In this section you will hear from Asma Gul, a 35-year-old mother in Kabul, who describes the impact of treating sons and daughters so differently. In My Father Said He Loved My Brothers More Than Me she says:I broke off relations with my family, especially with my brothers. When parents create discrimination among their children, the children will hate each other. This is a kind of parental violence.”

From Herat, Fatimah explains in Supporting Five Daughters Becomes a Woman’s Responsibility how her husband abandoned her because he didn’t want girls. “When I asked him to work, he said:  ‘I don’t want to spend my life on five daughters. You gave birth to them so you are responsible for feeding them.’ ”

In Women Against Women: A Demonic Mother-in-Law, 27-year-old Karima in Mazar-e-Sharif tells our interviewer how her father traded her to a man to pay off a debt and then her new mother-in-law kicked her out and sent her back to her parents because she was not pretty enough, and then her parents sent her back again because she was pregnant. “I went to my husband’s house, but my mother-in-law would not let me enter, so that night I slept in the yard. In the morning the elders of the family came and said to my mother-in- law, ‘She is pregnant. You should let her give birth to her baby and then you can decide.’”

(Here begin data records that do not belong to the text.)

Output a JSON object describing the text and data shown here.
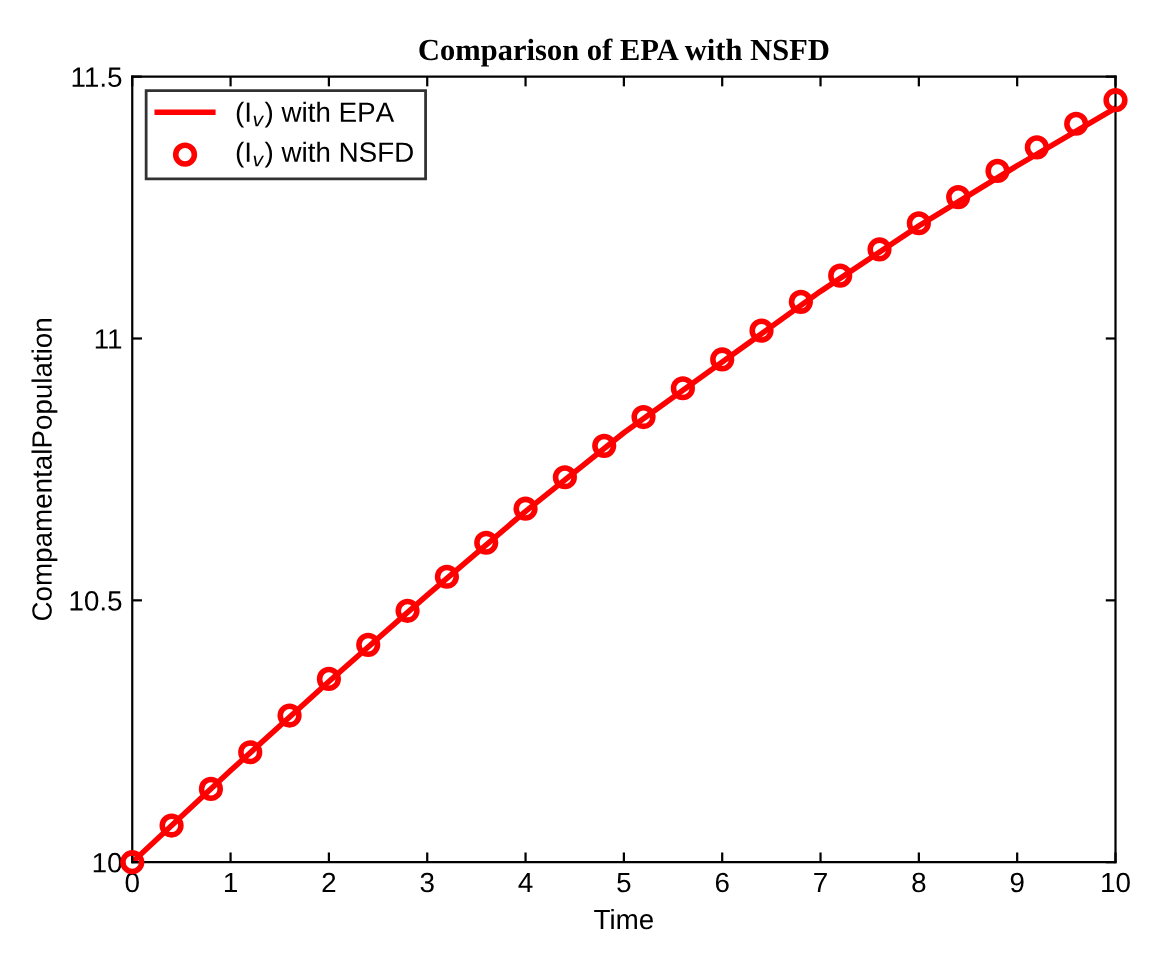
{
  "chart_data": {
    "type": "line",
    "title": "Comparison of EPA with NSFD",
    "xlabel": "Time",
    "ylabel": "CompamentalPopulation",
    "xlim": [
      0,
      10
    ],
    "xticks": [
      0,
      1,
      2,
      3,
      4,
      5,
      6,
      7,
      8,
      9,
      10
    ],
    "ylim": [
      10,
      11.5
    ],
    "yticks": [
      10,
      10.5,
      11,
      11.5
    ],
    "grid": false,
    "legend": "top left",
    "series": [
      {
        "name": "(I$_{v}$) with EPA",
        "color": "#ff0000",
        "marker": "none",
        "line_style": "solid",
        "x": [
          0,
          1,
          2,
          3,
          4,
          5,
          6,
          7,
          8,
          9,
          10
        ],
        "values": [
          10,
          10.175,
          10.345,
          10.51,
          10.67,
          10.82,
          10.955,
          11.09,
          11.215,
          11.33,
          11.44
        ]
      },
      {
        "name": "(I$_{v}$) with NSFD",
        "color": "#ff0000",
        "type": "scatter",
        "marker": "circle",
        "x": [
          0,
          0.4,
          0.8,
          1.2,
          1.6,
          2,
          2.4,
          2.8,
          3.2,
          3.6,
          4,
          4.4,
          4.8,
          5.2,
          5.6,
          6,
          6.4,
          6.8,
          7.2,
          7.6,
          8,
          8.4,
          8.8,
          9.2,
          9.6,
          10
        ],
        "values": [
          10,
          10.07,
          10.14,
          10.21,
          10.28,
          10.35,
          10.415,
          10.48,
          10.545,
          10.61,
          10.675,
          10.735,
          10.795,
          10.85,
          10.905,
          10.96,
          11.015,
          11.07,
          11.12,
          11.17,
          11.22,
          11.27,
          11.32,
          11.365,
          11.41,
          11.455
        ]
      }
    ]
  }
}
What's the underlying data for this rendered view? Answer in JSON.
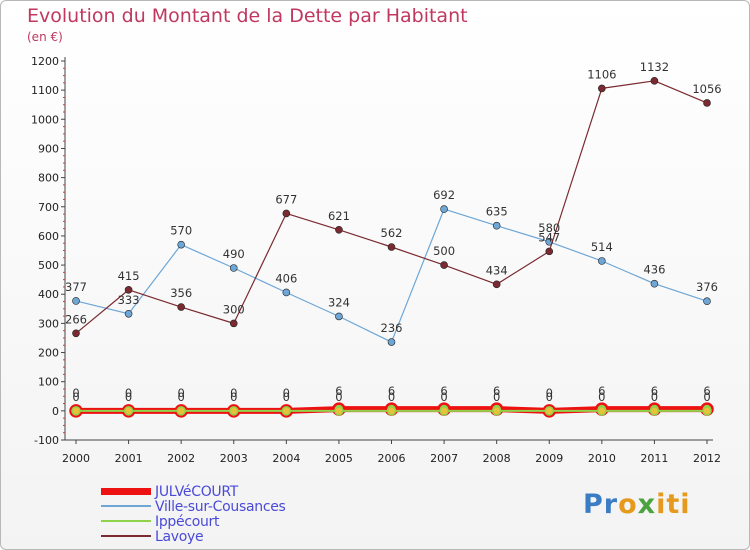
{
  "header": {
    "title": "Evolution du Montant de la Dette par Habitant",
    "unit": "(en €)"
  },
  "logo": {
    "text": "Proxiti",
    "parts": [
      {
        "text": "Pr",
        "color": "#3b7dc4"
      },
      {
        "text": "o",
        "color": "#e69a1d"
      },
      {
        "text": "x",
        "color": "#4aa33e"
      },
      {
        "text": "iti",
        "color": "#e69a1d"
      }
    ]
  },
  "chart_data": {
    "type": "line",
    "x": [
      "2000",
      "2001",
      "2002",
      "2003",
      "2004",
      "2005",
      "2006",
      "2007",
      "2008",
      "2009",
      "2010",
      "2011",
      "2012"
    ],
    "yticks": [
      -100,
      0,
      100,
      200,
      300,
      400,
      500,
      600,
      700,
      800,
      900,
      1000,
      1100,
      1200
    ],
    "ylim": [
      -100,
      1200
    ],
    "grid": false,
    "legend_position": "bottom-left",
    "series": [
      {
        "name": "JULVéCOURT",
        "color": "#ee1111",
        "values": [
          0,
          0,
          0,
          0,
          0,
          6,
          6,
          6,
          6,
          0,
          6,
          6,
          6
        ],
        "labels": [
          "0",
          "0",
          "0",
          "0",
          "0",
          "6",
          "6",
          "6",
          "6",
          "0",
          "6",
          "6",
          "6"
        ]
      },
      {
        "name": "Ville-sur-Cousances",
        "color": "#6ea6d6",
        "values": [
          377,
          333,
          570,
          490,
          406,
          324,
          236,
          692,
          635,
          580,
          514,
          436,
          376
        ],
        "labels": [
          "377",
          "333",
          "570",
          "490",
          "406",
          "324",
          "236",
          "692",
          "635",
          "580",
          "514",
          "436",
          "376"
        ]
      },
      {
        "name": "Ippécourt",
        "color": "#8fd34a",
        "values": [
          0,
          0,
          0,
          0,
          0,
          0,
          0,
          0,
          0,
          0,
          0,
          0,
          0
        ],
        "labels": [
          "0",
          "0",
          "0",
          "0",
          "0",
          "0",
          "0",
          "0",
          "0",
          "0",
          "0",
          "0",
          "0"
        ]
      },
      {
        "name": "Lavoye",
        "color": "#7a2a30",
        "values": [
          266,
          415,
          356,
          300,
          677,
          621,
          562,
          500,
          434,
          547,
          1106,
          1132,
          1056
        ],
        "labels": [
          "266",
          "415",
          "356",
          "300",
          "677",
          "621",
          "562",
          "500",
          "434",
          "547",
          "1106",
          "1132",
          "1056"
        ]
      }
    ]
  }
}
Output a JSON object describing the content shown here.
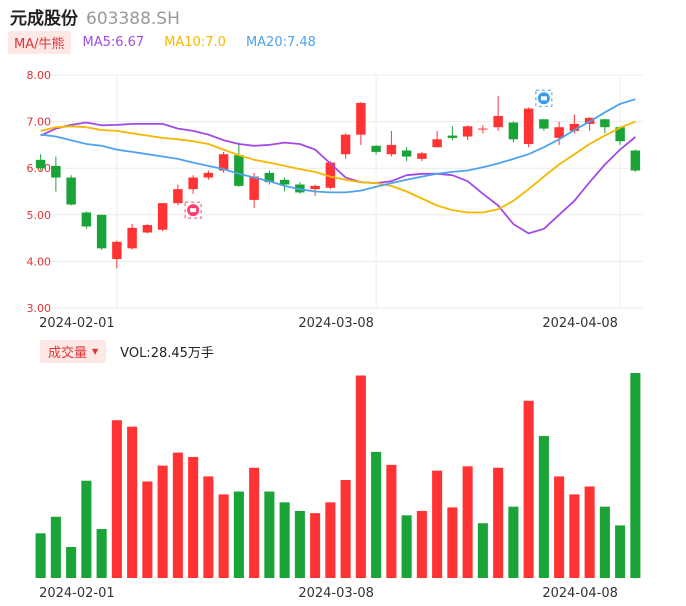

In My Father Always Said “Just Learn to Cook,”  listen to Bibi Gul, at age 50, still lamenting the lack of education her family inflicted on her. My father told me education is not important for girls. I heard his words, but in my heart I always thought about going to school. It is still like a dream in my heart today. That was the worst violence my own parents did with me. I am like a blind person.”

Finally, in Married at Twelve, Adelah says she will never forgive her father:  “I don’t remember a single good day or a good memory from my life. Each year I gave birth to a baby. Because of that I became crazy. I did not know what I should do with all of these children.”